Dr. Lefkowitz is being honored for his research into understanding the largest, most important, and most therapeutically accessible receptor system that controls the body's response to drugs and hormones. He will receive the medal at a ceremony on Saturday, April 16, 2011.

"It is wonderful to see Bob recognized in this way,” said Nancy Andrews, dean of the Duke University School of Medicine. “He has received many honors from many organizations, but this is particularly special because he was selected by a very distinguished group of physician-scientist colleagues who have watched his remarkable career unfold over the past four decades."

“I have served as a past president of the AAP, and for the 40 years I have attended meetings, I have always looked forward to the in-depth Kober medal presentation to a physician-scientist, so I find it hard to believe that I will be a recipient of the medal,” said Lefkowitz, who is a James B. Duke Professor of Medicine and of Biochemistry.

“I am used to seeing luminaries and leaders of medicine, internationally known, receive this award, and I am so honored and pleased to share in this event with family, friends, and so many colleagues.”

Dr. Lefkowitz, a Duke faculty member since 1973, is receiving the award for his concept, proof, and studies of G-protein-coupled receptors and related enzymes, proteins, and signaling pathways.

These receptors, which are located on the surface of the membranes surrounding cells, are the targets of almost half of the drugs on the market today. His work facilitated and fundamentally altered the way in which numerous drugs have been developed.

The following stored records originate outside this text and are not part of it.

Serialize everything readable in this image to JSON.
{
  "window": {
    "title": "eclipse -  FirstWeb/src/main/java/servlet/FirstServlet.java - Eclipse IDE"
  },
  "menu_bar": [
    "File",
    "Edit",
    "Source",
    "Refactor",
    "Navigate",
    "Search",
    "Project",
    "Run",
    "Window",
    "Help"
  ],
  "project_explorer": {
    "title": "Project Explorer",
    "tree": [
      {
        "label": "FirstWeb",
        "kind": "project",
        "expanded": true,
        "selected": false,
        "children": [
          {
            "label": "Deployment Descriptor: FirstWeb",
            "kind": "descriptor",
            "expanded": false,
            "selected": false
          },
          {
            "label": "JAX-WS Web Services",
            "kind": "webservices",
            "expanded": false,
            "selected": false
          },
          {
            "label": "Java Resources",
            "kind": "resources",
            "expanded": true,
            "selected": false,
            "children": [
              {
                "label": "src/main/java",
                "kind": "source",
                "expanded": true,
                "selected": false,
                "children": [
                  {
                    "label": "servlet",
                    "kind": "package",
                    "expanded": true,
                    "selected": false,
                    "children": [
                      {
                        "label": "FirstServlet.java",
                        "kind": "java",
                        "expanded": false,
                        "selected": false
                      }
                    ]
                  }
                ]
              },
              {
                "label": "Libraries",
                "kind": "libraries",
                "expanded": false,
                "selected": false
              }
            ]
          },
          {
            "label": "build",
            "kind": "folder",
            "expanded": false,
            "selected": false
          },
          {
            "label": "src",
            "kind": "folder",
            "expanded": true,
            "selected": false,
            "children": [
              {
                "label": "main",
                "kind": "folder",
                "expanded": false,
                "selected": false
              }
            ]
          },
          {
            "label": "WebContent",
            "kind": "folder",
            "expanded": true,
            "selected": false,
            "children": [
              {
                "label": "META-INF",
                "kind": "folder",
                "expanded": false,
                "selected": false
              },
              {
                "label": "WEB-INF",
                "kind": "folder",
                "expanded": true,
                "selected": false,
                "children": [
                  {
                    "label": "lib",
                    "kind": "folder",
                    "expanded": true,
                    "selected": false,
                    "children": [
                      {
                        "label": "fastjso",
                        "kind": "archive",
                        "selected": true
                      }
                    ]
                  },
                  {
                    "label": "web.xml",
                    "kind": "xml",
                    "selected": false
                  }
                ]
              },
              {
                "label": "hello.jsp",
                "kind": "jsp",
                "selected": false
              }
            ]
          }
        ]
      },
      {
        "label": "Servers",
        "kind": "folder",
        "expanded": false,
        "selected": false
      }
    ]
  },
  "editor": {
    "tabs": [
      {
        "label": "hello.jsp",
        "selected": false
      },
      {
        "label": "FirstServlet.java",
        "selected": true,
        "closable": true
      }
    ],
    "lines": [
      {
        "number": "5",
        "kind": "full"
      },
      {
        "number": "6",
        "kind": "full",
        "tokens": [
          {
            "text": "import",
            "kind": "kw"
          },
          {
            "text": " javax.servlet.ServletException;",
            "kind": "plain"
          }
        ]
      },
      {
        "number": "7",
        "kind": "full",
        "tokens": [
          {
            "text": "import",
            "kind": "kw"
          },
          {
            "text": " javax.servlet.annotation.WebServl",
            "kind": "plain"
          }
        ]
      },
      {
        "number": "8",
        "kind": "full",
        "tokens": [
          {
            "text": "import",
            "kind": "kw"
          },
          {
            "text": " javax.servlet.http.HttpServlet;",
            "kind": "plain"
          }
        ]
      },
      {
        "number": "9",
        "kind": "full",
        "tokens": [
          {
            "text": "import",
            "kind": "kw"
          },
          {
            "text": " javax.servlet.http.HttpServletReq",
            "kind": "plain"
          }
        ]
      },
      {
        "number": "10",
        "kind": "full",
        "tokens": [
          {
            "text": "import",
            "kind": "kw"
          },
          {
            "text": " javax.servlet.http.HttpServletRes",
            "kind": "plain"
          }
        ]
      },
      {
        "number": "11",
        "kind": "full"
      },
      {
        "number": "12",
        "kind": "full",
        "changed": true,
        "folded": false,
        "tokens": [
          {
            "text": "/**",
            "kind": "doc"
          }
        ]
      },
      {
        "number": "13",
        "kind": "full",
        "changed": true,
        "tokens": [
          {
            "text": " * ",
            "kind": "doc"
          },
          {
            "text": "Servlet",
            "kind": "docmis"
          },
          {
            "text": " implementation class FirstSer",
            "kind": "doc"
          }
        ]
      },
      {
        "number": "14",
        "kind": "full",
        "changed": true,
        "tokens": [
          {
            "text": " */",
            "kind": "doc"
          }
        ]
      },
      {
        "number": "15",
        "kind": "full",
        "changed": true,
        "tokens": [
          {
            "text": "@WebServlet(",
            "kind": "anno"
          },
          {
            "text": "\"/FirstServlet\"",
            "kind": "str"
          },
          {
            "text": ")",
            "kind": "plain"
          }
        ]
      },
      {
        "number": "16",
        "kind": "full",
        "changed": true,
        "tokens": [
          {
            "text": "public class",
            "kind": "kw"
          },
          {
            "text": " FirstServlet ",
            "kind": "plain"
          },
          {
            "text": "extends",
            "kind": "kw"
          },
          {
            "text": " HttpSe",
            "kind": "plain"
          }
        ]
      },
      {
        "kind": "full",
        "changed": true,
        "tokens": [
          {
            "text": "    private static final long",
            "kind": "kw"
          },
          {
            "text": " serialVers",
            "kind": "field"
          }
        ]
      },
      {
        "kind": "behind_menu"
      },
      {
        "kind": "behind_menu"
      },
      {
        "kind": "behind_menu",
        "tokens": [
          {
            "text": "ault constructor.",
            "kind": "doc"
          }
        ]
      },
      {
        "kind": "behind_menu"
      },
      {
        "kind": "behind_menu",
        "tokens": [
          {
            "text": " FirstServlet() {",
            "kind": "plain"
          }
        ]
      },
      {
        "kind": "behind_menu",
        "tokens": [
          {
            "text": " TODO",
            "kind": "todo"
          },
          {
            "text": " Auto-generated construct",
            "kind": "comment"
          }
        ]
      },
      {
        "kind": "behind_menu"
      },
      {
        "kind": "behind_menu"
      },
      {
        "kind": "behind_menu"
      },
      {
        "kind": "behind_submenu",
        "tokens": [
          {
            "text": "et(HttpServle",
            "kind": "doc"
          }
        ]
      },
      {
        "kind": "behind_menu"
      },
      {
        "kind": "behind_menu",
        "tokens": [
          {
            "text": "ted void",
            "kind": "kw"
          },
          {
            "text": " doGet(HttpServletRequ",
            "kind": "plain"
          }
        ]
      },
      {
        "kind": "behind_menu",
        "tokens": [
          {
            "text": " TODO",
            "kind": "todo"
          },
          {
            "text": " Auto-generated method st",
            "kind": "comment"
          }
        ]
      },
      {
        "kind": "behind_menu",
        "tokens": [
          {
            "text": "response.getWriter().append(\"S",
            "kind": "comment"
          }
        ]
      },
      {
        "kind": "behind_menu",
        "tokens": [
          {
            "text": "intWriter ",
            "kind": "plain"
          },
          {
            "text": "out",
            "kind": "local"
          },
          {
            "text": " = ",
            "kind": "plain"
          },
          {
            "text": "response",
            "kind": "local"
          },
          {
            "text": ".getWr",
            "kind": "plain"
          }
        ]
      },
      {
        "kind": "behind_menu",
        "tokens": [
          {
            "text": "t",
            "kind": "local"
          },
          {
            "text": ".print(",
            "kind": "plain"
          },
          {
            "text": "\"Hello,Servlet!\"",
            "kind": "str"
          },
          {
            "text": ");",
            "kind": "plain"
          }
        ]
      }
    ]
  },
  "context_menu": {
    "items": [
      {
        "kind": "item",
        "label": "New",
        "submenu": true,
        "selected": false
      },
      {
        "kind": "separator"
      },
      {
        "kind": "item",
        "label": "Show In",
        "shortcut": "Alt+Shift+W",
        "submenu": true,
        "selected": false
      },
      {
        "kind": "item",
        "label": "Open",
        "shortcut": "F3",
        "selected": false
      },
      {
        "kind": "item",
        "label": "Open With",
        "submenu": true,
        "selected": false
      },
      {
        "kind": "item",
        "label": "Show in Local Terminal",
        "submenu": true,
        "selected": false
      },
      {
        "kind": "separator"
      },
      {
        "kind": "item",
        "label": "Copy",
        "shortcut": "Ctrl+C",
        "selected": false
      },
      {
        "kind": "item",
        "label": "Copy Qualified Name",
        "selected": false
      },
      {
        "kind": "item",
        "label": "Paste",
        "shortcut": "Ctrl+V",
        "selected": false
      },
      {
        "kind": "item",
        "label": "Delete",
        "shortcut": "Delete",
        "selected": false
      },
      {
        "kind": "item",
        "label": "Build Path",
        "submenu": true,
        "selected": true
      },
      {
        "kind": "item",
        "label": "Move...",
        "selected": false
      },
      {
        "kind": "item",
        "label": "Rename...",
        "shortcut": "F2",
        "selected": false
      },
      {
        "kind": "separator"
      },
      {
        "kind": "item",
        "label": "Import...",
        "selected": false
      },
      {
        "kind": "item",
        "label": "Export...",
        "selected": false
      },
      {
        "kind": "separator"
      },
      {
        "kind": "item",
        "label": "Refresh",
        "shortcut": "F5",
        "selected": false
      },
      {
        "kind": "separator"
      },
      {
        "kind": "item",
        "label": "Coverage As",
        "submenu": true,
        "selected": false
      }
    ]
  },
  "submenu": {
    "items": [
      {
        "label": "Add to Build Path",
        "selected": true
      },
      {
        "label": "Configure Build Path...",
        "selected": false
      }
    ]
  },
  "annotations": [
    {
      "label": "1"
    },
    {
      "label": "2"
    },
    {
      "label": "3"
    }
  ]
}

In 2008, Dr. Lefkowitz won the National Medal of Science for his contributions into the biological sciences and President Bush presented the medal at a White House Ceremony.

He also won the Shaw Prize for Life Science and Medicine and the Albany Medical Center Prize in Medicine and Biomedical Research, shared with two other researchers, among many other international and national awards and honorary doctorate of science degrees for his discoveries.

Two former Duke professors also have won this award: James Wyngaarden, MD, and Eugene Stead Jr., MD, both former chairs of the Department of Medicine.